What is the hidden safety defect endangering our children?
For many years, the National Highway Traffic Safety Administration (NHTSA) has advised the public to keep children in the back seat of the car to protect them in the event of an accident. Tragically, for the family of Jesse Rivera, Jr. of Texas, following this advice resulted in severe injuries that changed the course of his life. When his family's Audi sedan was rear-ended, Jesse was sitting in the back seat, behind his father. Upon impact, the driver's seat broke, launching Jesse, Sr. headfirst into his son.
As a result, 7-year-old Jesse, Jr., although he survived the horrific trauma, he was left with permanent brain damage, partial paralysis and the loss of some of his eyesight. His younger brother Patrick, who was sitting behind the unoccupied front seat, remained uninjured. Jesse Jr., now 11-years-old, will need care for the rest of his life. The devastated family sued.

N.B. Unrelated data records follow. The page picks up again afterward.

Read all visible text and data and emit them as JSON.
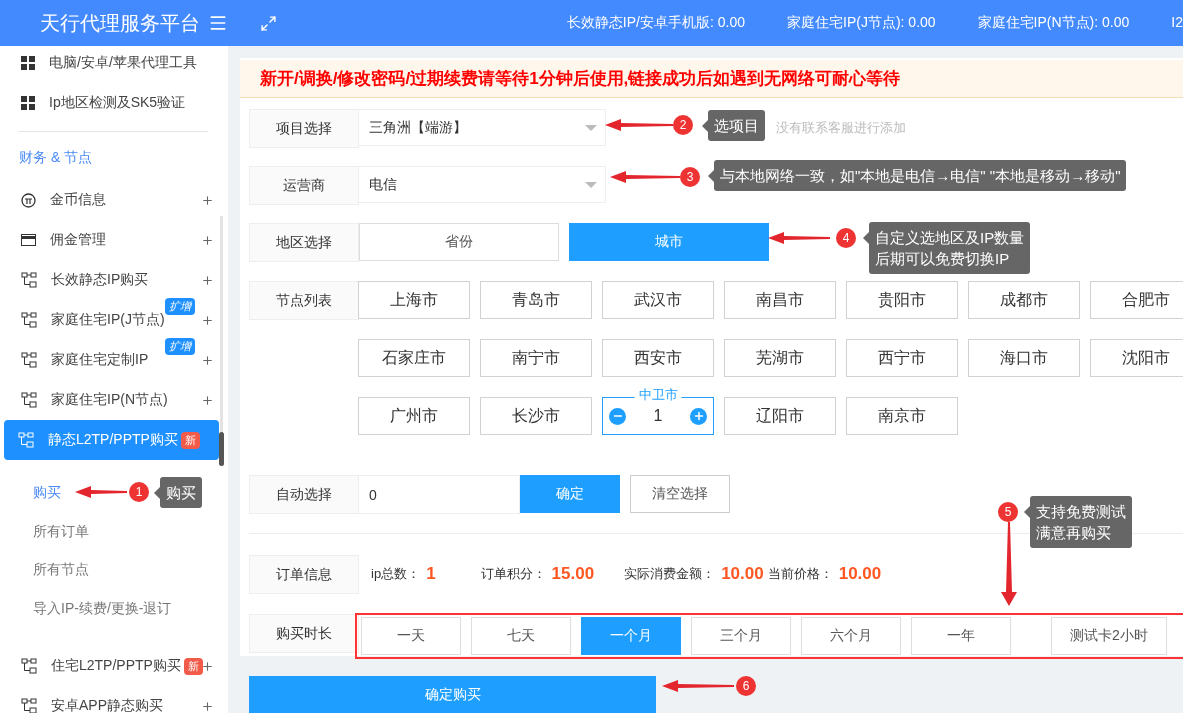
{
  "header": {
    "title": "天行代理服务平台",
    "stats": [
      "长效静态IP/安卓手机版: 0.00",
      "家庭住宅IP(J节点): 0.00",
      "家庭住宅IP(N节点): 0.00",
      "I2"
    ]
  },
  "sidebar": {
    "items": [
      {
        "kind": "grid",
        "label": "电脑/安卓/苹果代理工具",
        "expandable": false,
        "selected": false
      },
      {
        "kind": "grid",
        "label": "Ip地区检测及SK5验证",
        "expandable": false,
        "selected": false
      },
      {
        "kind": "section",
        "label": "财务 & 节点"
      },
      {
        "kind": "coin",
        "label": "金币信息",
        "expandable": true,
        "selected": false
      },
      {
        "kind": "card",
        "label": "佣金管理",
        "expandable": true,
        "selected": false
      },
      {
        "kind": "node",
        "label": "长效静态IP购买",
        "expandable": true,
        "selected": false
      },
      {
        "kind": "node",
        "label": "家庭住宅IP(J节点)",
        "expandable": true,
        "selected": false,
        "badge": {
          "text": "扩增",
          "kind": "info"
        }
      },
      {
        "kind": "node",
        "label": "家庭住宅定制IP",
        "expandable": true,
        "selected": false,
        "badge": {
          "text": "扩增",
          "kind": "info"
        }
      },
      {
        "kind": "node",
        "label": "家庭住宅IP(N节点)",
        "expandable": true,
        "selected": false
      },
      {
        "kind": "node",
        "label": "静态L2TP/PPTP购买",
        "expandable": false,
        "selected": true,
        "badge": {
          "text": "新",
          "kind": "alert"
        },
        "children": [
          {
            "label": "购买",
            "selected": true
          },
          {
            "label": "所有订单",
            "selected": false
          },
          {
            "label": "所有节点",
            "selected": false
          },
          {
            "label": "导入IP-续费/更换-退订",
            "selected": false
          }
        ]
      },
      {
        "kind": "node",
        "label": "住宅L2TP/PPTP购买",
        "expandable": true,
        "selected": false,
        "badge": {
          "text": "新",
          "kind": "alert"
        }
      },
      {
        "kind": "node",
        "label": "安卓APP静态购买",
        "expandable": true,
        "selected": false
      }
    ]
  },
  "notice": "新开/调换/修改密码/过期续费请等待1分钟后使用,链接成功后如遇到无网络可耐心等待",
  "form": {
    "project": {
      "label": "项目选择",
      "value": "三角洲【端游】",
      "hint": "没有联系客服进行添加"
    },
    "carrier": {
      "label": "运营商",
      "value": "电信"
    },
    "region": {
      "label": "地区选择",
      "options": [
        {
          "label": "省份",
          "selected": false
        },
        {
          "label": "城市",
          "selected": true
        }
      ]
    },
    "nodes": {
      "label": "节点列表",
      "cities": [
        {
          "name": "上海市",
          "selected": false
        },
        {
          "name": "青岛市",
          "selected": false
        },
        {
          "name": "武汉市",
          "selected": false
        },
        {
          "name": "南昌市",
          "selected": false
        },
        {
          "name": "贵阳市",
          "selected": false
        },
        {
          "name": "成都市",
          "selected": false
        },
        {
          "name": "合肥市",
          "selected": false
        },
        {
          "name": "石家庄市",
          "selected": false
        },
        {
          "name": "南宁市",
          "selected": false
        },
        {
          "name": "西安市",
          "selected": false
        },
        {
          "name": "芜湖市",
          "selected": false
        },
        {
          "name": "西宁市",
          "selected": false
        },
        {
          "name": "海口市",
          "selected": false
        },
        {
          "name": "沈阳市",
          "selected": false
        },
        {
          "name": "广州市",
          "selected": false
        },
        {
          "name": "长沙市",
          "selected": false
        },
        {
          "name": "中卫市",
          "selected": true,
          "quantity": "1"
        },
        {
          "name": "辽阳市",
          "selected": false
        },
        {
          "name": "南京市",
          "selected": false
        }
      ]
    },
    "auto": {
      "label": "自动选择",
      "value": "0",
      "confirm": "确定",
      "clear": "清空选择"
    },
    "order": {
      "label": "订单信息",
      "stats": [
        {
          "label": "ip总数：",
          "value": "1"
        },
        {
          "label": "订单积分：",
          "value": "15.00"
        },
        {
          "label": "实际消费金额：",
          "value": "10.00"
        },
        {
          "label": "当前价格：",
          "value": "10.00"
        }
      ]
    },
    "duration": {
      "label": "购买时长",
      "options": [
        {
          "label": "一天",
          "selected": false
        },
        {
          "label": "七天",
          "selected": false
        },
        {
          "label": "一个月",
          "selected": true
        },
        {
          "label": "三个月",
          "selected": false
        },
        {
          "label": "六个月",
          "selected": false
        },
        {
          "label": "一年",
          "selected": false
        },
        {
          "label": "测试卡2小时",
          "selected": false
        }
      ]
    },
    "submit": "确定购买"
  },
  "callouts": [
    {
      "number": "1",
      "lines": [
        "购买"
      ]
    },
    {
      "number": "2",
      "lines": [
        "选项目"
      ]
    },
    {
      "number": "3",
      "lines": [
        "与本地网络一致，如\"本地是电信→电信\" \"本地是移动→移动\""
      ]
    },
    {
      "number": "4",
      "lines": [
        "自定义选地区及IP数量",
        "后期可以免费切换IP"
      ]
    },
    {
      "number": "5",
      "lines": [
        "支持免费测试",
        "满意再购买"
      ]
    },
    {
      "number": "6"
    }
  ]
}
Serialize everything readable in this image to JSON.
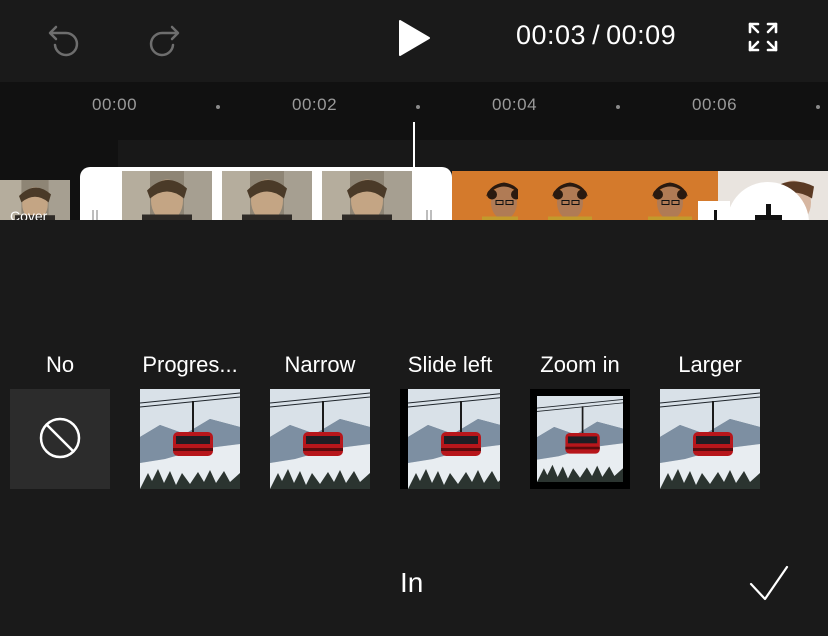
{
  "top": {
    "undo_icon": "undo-icon",
    "redo_icon": "redo-icon",
    "play_icon": "play-icon",
    "fullscreen_icon": "fullscreen-icon",
    "current_time": "00:03",
    "separator": "/",
    "total_time": "00:09"
  },
  "ruler": {
    "labels": [
      "00:00",
      "00:02",
      "00:04",
      "00:06"
    ]
  },
  "timeline": {
    "cover_label": "Cover",
    "add_icon": "plus-icon"
  },
  "animations": {
    "items": [
      {
        "label": "No",
        "icon": "none-icon"
      },
      {
        "label": "Progres...",
        "icon": "preview-thumbnail"
      },
      {
        "label": "Narrow",
        "icon": "preview-thumbnail"
      },
      {
        "label": "Slide left",
        "icon": "preview-thumbnail"
      },
      {
        "label": "Zoom in",
        "icon": "preview-thumbnail"
      },
      {
        "label": "Larger",
        "icon": "preview-thumbnail"
      }
    ]
  },
  "bottom": {
    "tab_label": "In",
    "confirm_icon": "checkmark-icon"
  },
  "colors": {
    "background": "#1a1a1a",
    "timeline_background": "#111111",
    "text": "#ffffff",
    "tick_text": "#9a9a9a",
    "clip_selection": "#ffffff",
    "orange_clip": "#d47a2c"
  }
}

When CBS News investigated the circumstances of the crash, the team found crash test videos demonstrating that when these cars are hit from behind, the front driver and passenger seats of many vehicles can collapse backwards, launching the occupants into the backseat area. In a deposition for the case, an Audi engineer explained that the car was designed so someone in the backseat would "support the front seat with his knees," an obvious impossibility for a young child.
Audi's Inadequate Defense
Audi's attorney argued that the seats in question were designed to absorb the impact of a collision.

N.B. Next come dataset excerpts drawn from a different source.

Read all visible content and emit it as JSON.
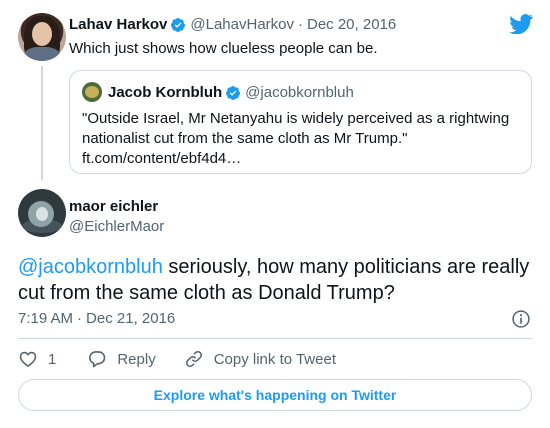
{
  "parent": {
    "name": "Lahav Harkov",
    "handle": "@LahavHarkov",
    "separator": "·",
    "date": "Dec 20, 2016",
    "text": "Which just shows how clueless people can be."
  },
  "quoted": {
    "name": "Jacob Kornbluh",
    "handle": "@jacobkornbluh",
    "text": "\"Outside Israel, Mr Netanyahu is widely perceived as a rightwing nationalist cut from the same cloth as Mr Trump.\"",
    "link": "ft.com/content/ebf4d4…"
  },
  "main": {
    "name": "maor eichler",
    "handle": "@EichlerMaor",
    "mention": "@jacobkornbluh",
    "text": " seriously, how many politicians are really cut from the same cloth as Donald Trump?",
    "time": "7:19 AM",
    "separator": "·",
    "date": "Dec 21, 2016"
  },
  "actions": {
    "like_count": "1",
    "reply_label": "Reply",
    "copy_label": "Copy link to Tweet"
  },
  "explore_label": "Explore what's happening on Twitter",
  "colors": {
    "accent": "#1d9bf0",
    "text": "#0f1419",
    "secondary": "#536471",
    "border": "#cfd9de"
  }
}
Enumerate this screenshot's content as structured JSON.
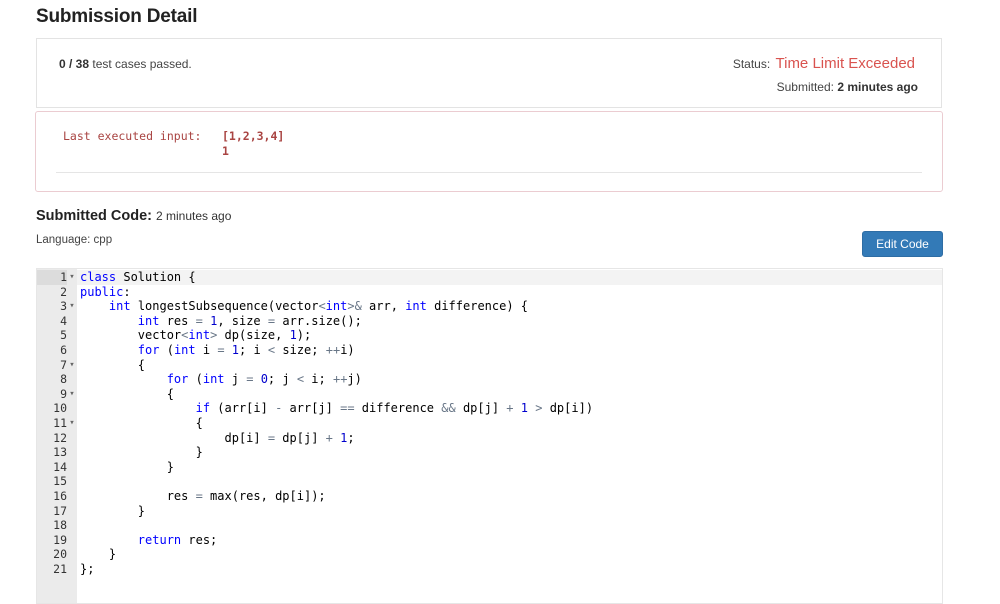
{
  "page": {
    "title": "Submission Detail"
  },
  "summary": {
    "passed_count": "0 / 38",
    "passed_suffix": " test cases passed.",
    "status_label": "Status: ",
    "status_value": "Time Limit Exceeded",
    "submitted_label": "Submitted: ",
    "submitted_value": "2 minutes ago"
  },
  "error": {
    "label": "Last executed input:",
    "inputs": [
      "[1,2,3,4]",
      "1"
    ]
  },
  "code_section": {
    "heading": "Submitted Code:",
    "time": "2 minutes ago",
    "language": "Language: cpp",
    "edit_button": "Edit Code"
  },
  "editor": {
    "active_line": 1,
    "fold_lines": [
      1,
      3,
      7,
      9,
      11
    ],
    "lines": [
      "class Solution {",
      "public:",
      "    int longestSubsequence(vector<int>& arr, int difference) {",
      "        int res = 1, size = arr.size();",
      "        vector<int> dp(size, 1);",
      "        for (int i = 1; i < size; ++i)",
      "        {",
      "            for (int j = 0; j < i; ++j)",
      "            {",
      "                if (arr[i] - arr[j] == difference && dp[j] + 1 > dp[i])",
      "                {",
      "                    dp[i] = dp[j] + 1;",
      "                }",
      "            }",
      "",
      "            res = max(res, dp[i]);",
      "        }",
      "",
      "        return res;",
      "    }",
      "};"
    ]
  }
}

Ironically, the lawyer actually played a crash test video of the seats collapsing for the jury while questioning the EMT who responded to the accident scene. The EMT asked, "So you are saying the seat is supposed to do that?" Unbelievably, the attorney replied, "Yes, absolutely. Proudly so. It's absorbing energy."
Audi's attorney also reminded the jury that there were factors having nothing to do with the car's design that exacerbated the situation, including that neither the driver nor the injured boy were wearing seatbelts and that the boy was not seated in a booster seat.
The Alarming Statistics
In reviewing cases of seatback failure, CBS News has shown that, while drivers can also suffer severe injury from rear-end impact, children in the backseat in such collisions are suffering the most catastrophic injuries, including death. Experts in the field of auto safety are demanding that action be taken to eliminate what they refer to as a "serious safety defect." The CBS News investigation has identified more than 100 people nationally who were severely injured or killed in apparent seatback failures since 1989 -- the majority of whom were children. Seventeen have died in the past 15 years alone.
Particularly distressing is the fact that, after the court case in which a Texas jury verdict awarded the Rivera family more than $124.5 million, auto companies have admitted that the defect in question would cost "only a couple of dollars" to repair.
The jury ultimately ruled in favor of the Rivera family, declaring that Jesse, Jr.'s permanently disabling injuries resulted from Audi's "gross negligence." They did, however, assign some responsibility to the driver of the car that rear-ended the Rivera vehicle (25 percent) and some to Jesse Rivera, Sr. (20 percent) since the latter was not wearing a seatbelt and did not have his son properly protected in a booster seat.
The Continuing Problem
It is extremely disturbing to note that the Audi seats in question met or exceeded the federal standard for strength. Nearly every major American, Japanese and Korean automaker has seen similar cases recently. Internal documents show carmakers and the NHTSA have known about the potential for seatback collapses for decades. NHTSA insists it has looked into the issue, but says it is "very challenging" to upgrade the standard because these accidents are "rare."